Que riqueza va acumulando nuestro guerrero en su alma. Ya no me sorprende, y limita mis adjetivos, pues te aseguro que me quedo fascinado en cada capitulo con la facilidad con que expresas.

Un saludo muy cordial y espero tu proximo capitulo.

Emma dijo...

El momento...
El ahora...
Este instante Pedro, sí, este instante es lo mejor que tenemos... y yo lo quiero aprovechar para decirte que me gusta leerte, que, aunque sé que publicas los lunes, espero el momento ideal para hacerlo, sin más sonido que la melodía de tus palabras, y de fondo, ahora en primavera, los pajarillos cantando...
Besos Pedro.

Runas dijo...

Como siempre , me ha encantado. Me ha gustado el encuentro de nuestro guerrero con los monjes y sus reflexiones. Ya espero el siguiente capitulo. Un beso

Cecilia dijo...

Qué cierto es el valor de una frase dicha en el preciso momento. Me ha pasado que alguien me ha dicho algo que ha torcido el rumbo de mi vida, y ese alguien quizás nunca lo supo. Inmejorable capítulo. Abrazos.

Begoña dijo...

Pedro, te dejo un saludo. Veo que se me han pasado varios capítulos de las memorias de tu guerrero, y tendré que venir en otro momento despacito, a leerte, y a llenarme de tus reflexiones tan bellas.
Un abrazo

Elisabeth dijo...

no sé si se hará monje pero me has atrapado en la lectura jejejeje


besitossss

Cemanaca dijo...

"Que el espejismo de tus días venideros no enturbien la única realidad que existe"... el momento
(frase excepcional )

Audacia y espíritu intrépido
combinación perfecta ante
el aburrimiento y la monotonía.

saludos conversos amigo viajero.

Mai Puvin dijo...

Me hipnotizó el errante... Monje?? No, creo que si bien el camino es hacia la espiritualidad no me parece que hacerse monje sea la respuesta... hay más para dar, desde otro lugar. Esperemos...

Un abrazo.

senovilla dijo...

Como en las mejore series, el final será el principio del siguiente capítulo.

Saludos Cordiales.

Doncel dijo...

Hola pedro:
paso a saludarte y desearte un feliz verano.
Un abrazo desde esta colina

Maria Jesús dijo...

Te he dejado un agradecimiento y unos detalles en mi blog. Ve a por ellos, si ese es tu deseo.
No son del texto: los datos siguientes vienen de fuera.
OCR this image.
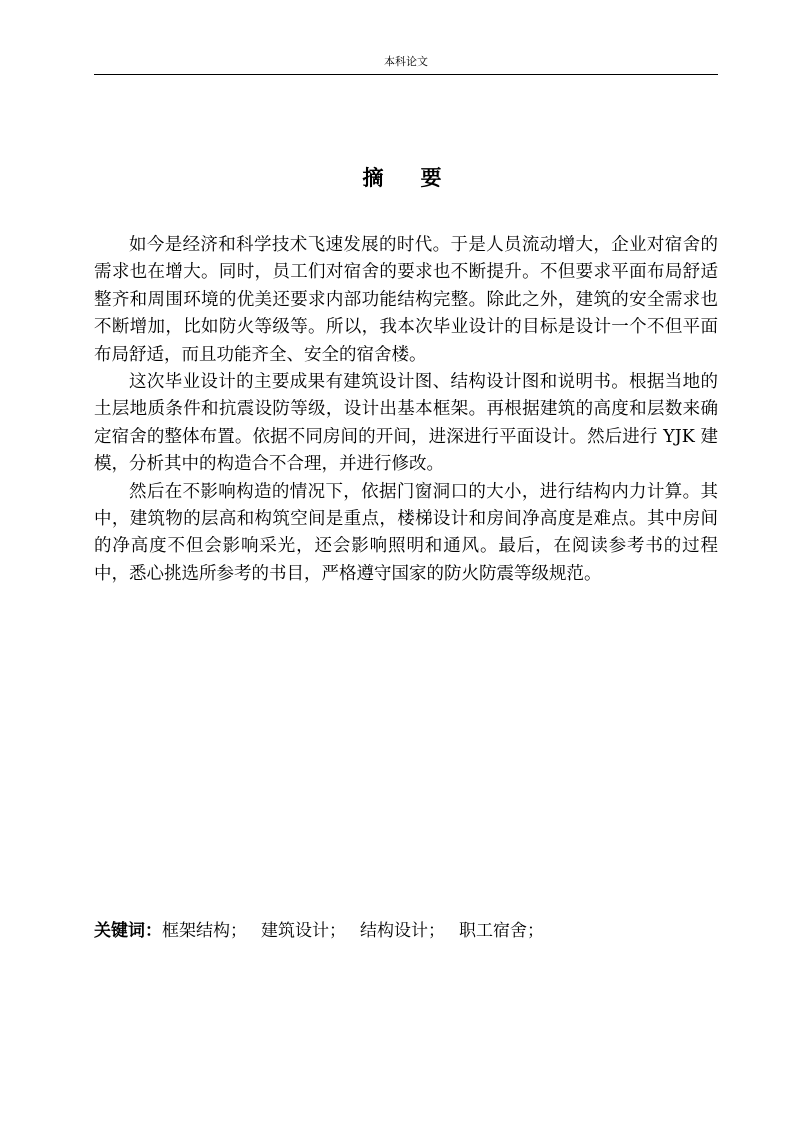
本科论文
摘　要

如今是经济和科学技术飞速发展的时代。于是人员流动增大，企业对宿舍的需求也在增大。同时，员工们对宿舍的要求也不断提升。不但要求平面布局舒适整齐和周围环境的优美还要求内部功能结构完整。除此之外，建筑的安全需求也不断增加，比如防火等级等。所以，我本次毕业设计的目标是设计一个不但平面布局舒适，而且功能齐全、安全的宿舍楼。

这次毕业设计的主要成果有建筑设计图、结构设计图和说明书。根据当地的土层地质条件和抗震设防等级，设计出基本框架。再根据建筑的高度和层数来确定宿舍的整体布置。依据不同房间的开间，进深进行平面设计。然后进行 YJK 建模，分析其中的构造合不合理，并进行修改。

然后在不影响构造的情况下，依据门窗洞口的大小，进行结构内力计算。其中，建筑物的层高和构筑空间是重点，楼梯设计和房间净高度是难点。其中房间的净高度不但会影响采光，还会影响照明和通风。最后，在阅读参考书的过程中，悉心挑选所参考的书目，严格遵守国家的防火防震等级规范。

关键词：框架结构； 建筑设计； 结构设计； 职工宿舍；
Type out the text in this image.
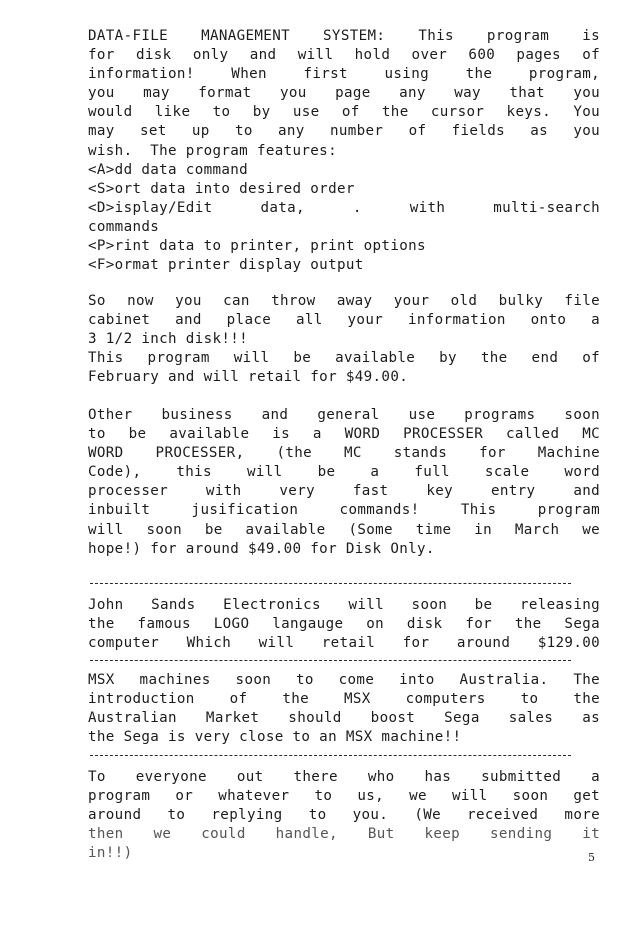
DATA-FILE MANAGEMENT SYSTEM: This program is
for disk only and will hold over 600 pages of
information! When first using the program,
you may format you page any way that you
would like to by use of the cursor keys. You
may set up to any number of fields as you
wish.  The program features:
<A>dd data command
<S>ort data into desired order
<D>isplay/Edit data, . with multi-search
commands
<P>rint data to printer, print options
<F>ormat printer display output
So now you can throw away your old bulky file
cabinet and place all your information onto a
3 1/2 inch disk!!!
This program will be available by the end of
February and will retail for $49.00.
Other business and general use programs soon
to be available is a WORD PROCESSER called MC
WORD PROCESSER, (the MC stands for Machine
Code), this will be a full scale word
processer with very fast key entry and
inbuilt jusification commands! This program
will soon be available (Some time in March we
hope!) for around $49.00 for Disk Only.
John Sands Electronics will soon be releasing
the famous LOGO langauge on disk for the Sega
computer Which will retail for around $129.00
MSX machines soon to come into Australia. The
introduction of the MSX computers to the
Australian Market should boost Sega sales as
the Sega is very close to an MSX machine!!
To everyone out there who has submitted a
program or whatever to us, we will soon get
around to replying to you. (We received more
then we could handle, But keep sending it
in!!)	5
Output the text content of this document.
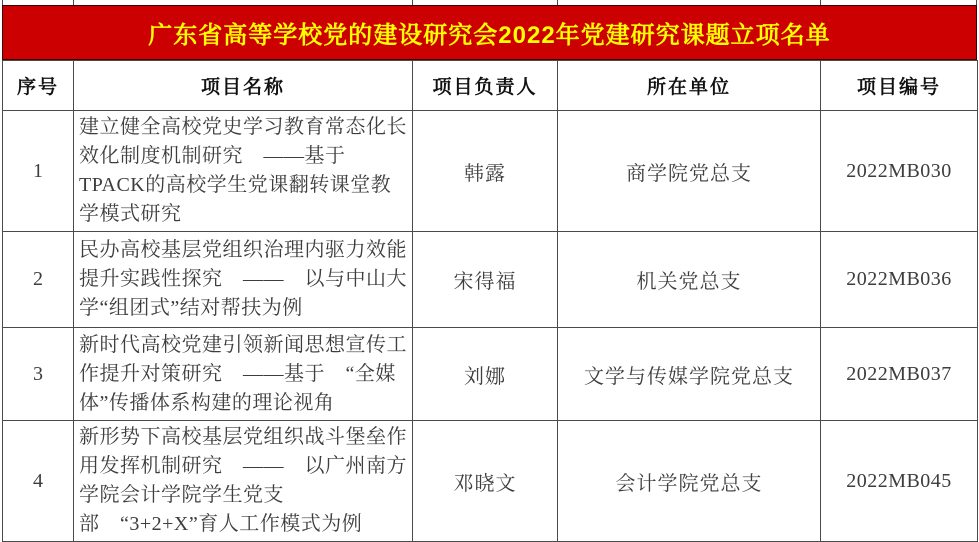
广东省高等学校党的建设研究会2022年党建研究课题立项名单
序号	项目名称	项目负责人	所在单位	项目编号
1	建立健全高校党史学习教育常态化长效化制度机制研究　——基于TPACK的高校学生党课翻转课堂教学模式研究	韩露	商学院党总支	2022MB030
2	民办高校基层党组织治理内驱力效能提升实践性探究　——　以与中山大学“组团式”结对帮扶为例	宋得福	机关党总支	2022MB036
3	新时代高校党建引领新闻思想宣传工作提升对策研究　——基于　“全媒体”传播体系构建的理论视角	刘娜	文学与传媒学院党总支	2022MB037
4	新形势下高校基层党组织战斗堡垒作用发挥机制研究　——　以广州南方学院会计学院学生党支部　“3+2+X”育人工作模式为例	邓晓文	会计学院党总支	2022MB045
Hiletrados Creativos dijo...

He llegado al capítulo once, un poco tarde tanto para comprender la historia como para empezarla, sin embargo, por cuanto pude leer ahora, no creo equivocarme al decir que tu historia vale mucho la pena, me parece que es una de aquellas pocas historias que dejan una huella, un mensaje, y, además de ello, se echa de ver que hiciste un admirable trabajo técnicamente hablando, la prosa es bastante buena y disfrutable. Saludos y buena suerte con esta odisea.

Doritos Ad Challenge dijo...

en realidad tus post estan mas interesante no se puede uno para de leerlo me encanta

Alejandro Kreiner dijo...

En esta vida se puede pasar de un extremo al otro rápidamente. No es fácil ser monje y guerrero al mismo tiempo.

Saludos.

Silvia dijo...

hola!cuánta sabiduría tiene a estas alturas este guerrero...
y el encuentro con monjes....trae seguramente cambios...
la frase del monje está cargada de conocimiento....
espero más de tu historia..eres un genio...
besotes!!!
silvia cloud

Begoña (Murcia) dijo...

Bueno, pues nos dejas con la miel en los labios... Me voy a por el siguiente capítulo, en cuanto pueda.